Apart from these banks, one bank from each of Japan, Thailand, Pakistan and Taiwan were included on the list.
Here's more from SNL Financial:
On the other end of the rankings, 12 of the 15 worst-performing Asia-Pacific banks were Indian. Mumbai-based IDBI Bank Ltd. led the pack with a negative total return of 44.27% during the three months ended Sept. 30. The bank reported a 65.4% year-over-year drop in net income for the quarter ended June 30. The bank also faced an inquiry by the Central Bureau of Investigation over 9.5 billion Indian rupees of loans to troubled Kingfisher Airlines.
IDBI Bank is the cheapest stock on either end of the rankings. The bank's shares trade at 42.3% of its tangible book value, although the stock is not alone in trading at a low valuation among Indian banks.
The price-to-tangible book ratios of shares of the 12 Indian banks, all owned by the government, range from 42.3% to 73.6%.
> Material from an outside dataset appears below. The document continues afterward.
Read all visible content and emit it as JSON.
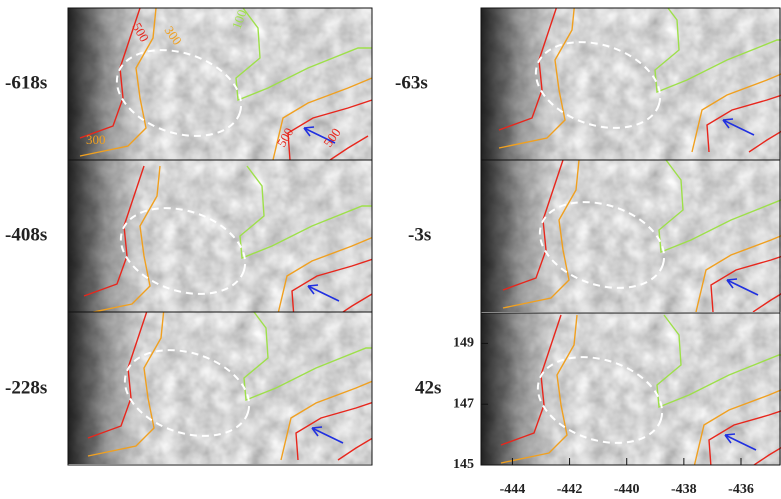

Mumbai-based Bank of India is the largest company by assets on the list with total assets of US$96.44 billion as of March 31.
The bank reported a 16.44% decline in net profit for the quarter ended June 30 from the year-ago quarter, while the situation at other state-owned Indian banks was similar as they struggled with deteriorating asset quality and profitability.
The National Stock Exchange of India's CNX PSU Bank index dropped 13.0% in the third quarter.
The three non-Indian banks on the list include Jakarta-based PT Bank of India Indonesia Tbk, a majority-owned subsidiary of Bank of India.
The other entries are Makati City, Philippines-based Philippine Bank of Communications and Caloocan, Philippines-based Philippine Business Bank Inc.